Quatre heures de Ouagadougou. Deux heures de chemins de brousse dans une poussière rouge qui pique les yeux, 21 chèvres évitées, quatre ânes, quelques poules et leurs poussins, des villages d'un autre âge sans électricité et sans eau et au bout, la mine d'or de Semafo à Mana.

Ils sont au moins 80 expatriés sur le site de la mine.
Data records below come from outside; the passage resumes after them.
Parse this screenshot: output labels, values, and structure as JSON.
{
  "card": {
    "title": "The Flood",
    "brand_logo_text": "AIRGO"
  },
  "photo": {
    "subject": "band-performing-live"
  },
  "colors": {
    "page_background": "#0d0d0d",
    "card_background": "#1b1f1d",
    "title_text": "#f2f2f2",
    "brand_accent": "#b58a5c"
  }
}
On les appelle des «expats». Ils viennent de Val-d'Or et d'autres endroits en Abitibi, comme Claude Felteau, ou du Saguenay, comme Maurice Bergeron. Ils ont des emplois de construction, d'opération ou de gestion. Ils sont fous du Canadien et ils sont de féroces partisans.

«Je sais dès les premières minutes de la journée, vers cinq heures du matin, si leur Canadien a gagné ou perdu. C'est la première chose dont les gars parlent en arrivant à la cafétéria», raconte Carole Brun, une belle Française qui savait que les Glorieux avaient perdu les deux premiers matchs contre les Flyers, mais qu'ils avaient gagné la veille. Ses Québécois le lui avaient appris avec un grand sourire.
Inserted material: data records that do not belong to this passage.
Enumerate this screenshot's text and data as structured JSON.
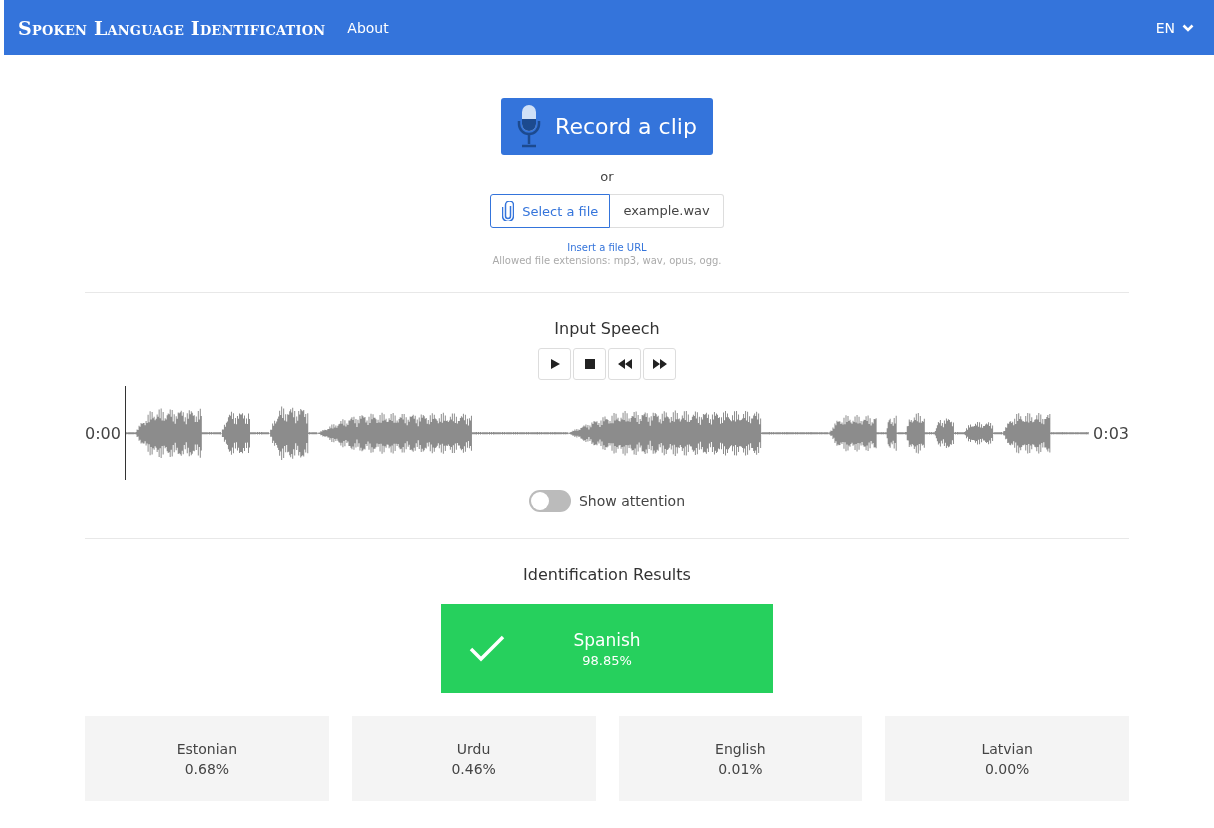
{
  "navbar": {
    "brand": "Spoken Language Identification",
    "links": [
      "About"
    ],
    "language": "EN"
  },
  "input": {
    "record_button": "Record a clip",
    "separator": "or",
    "file_button": "Select a file",
    "file_name": "example.wav",
    "url_link": "Insert a file URL",
    "hint": "Allowed file extensions: mp3, wav, opus, ogg."
  },
  "player": {
    "title": "Input Speech",
    "controls": [
      {
        "kind": "play"
      },
      {
        "kind": "stop"
      },
      {
        "kind": "rewind"
      },
      {
        "kind": "forward"
      }
    ],
    "start_time": "0:00",
    "end_time": "0:03",
    "attention_toggle": {
      "label": "Show attention",
      "on": false
    }
  },
  "results": {
    "title": "Identification Results",
    "top": {
      "language": "Spanish",
      "score": "98.85%"
    },
    "others": [
      {
        "language": "Estonian",
        "score": "0.68%"
      },
      {
        "language": "Urdu",
        "score": "0.46%"
      },
      {
        "language": "English",
        "score": "0.01%"
      },
      {
        "language": "Latvian",
        "score": "0.00%"
      }
    ]
  }
}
On est à Mana. Les villages avoisinants s'appellent Wona, Bana, Dangouna ou Somona. On est en Afrique de l'Ouest, au Burkina Faso. Un autre continent, une autre époque. Mais dès qu'un Québécois est quelque part sur la planète, que ce soit à Paris ou à Ouagadougou, il trouve le moyen d'avoir le score des matchs.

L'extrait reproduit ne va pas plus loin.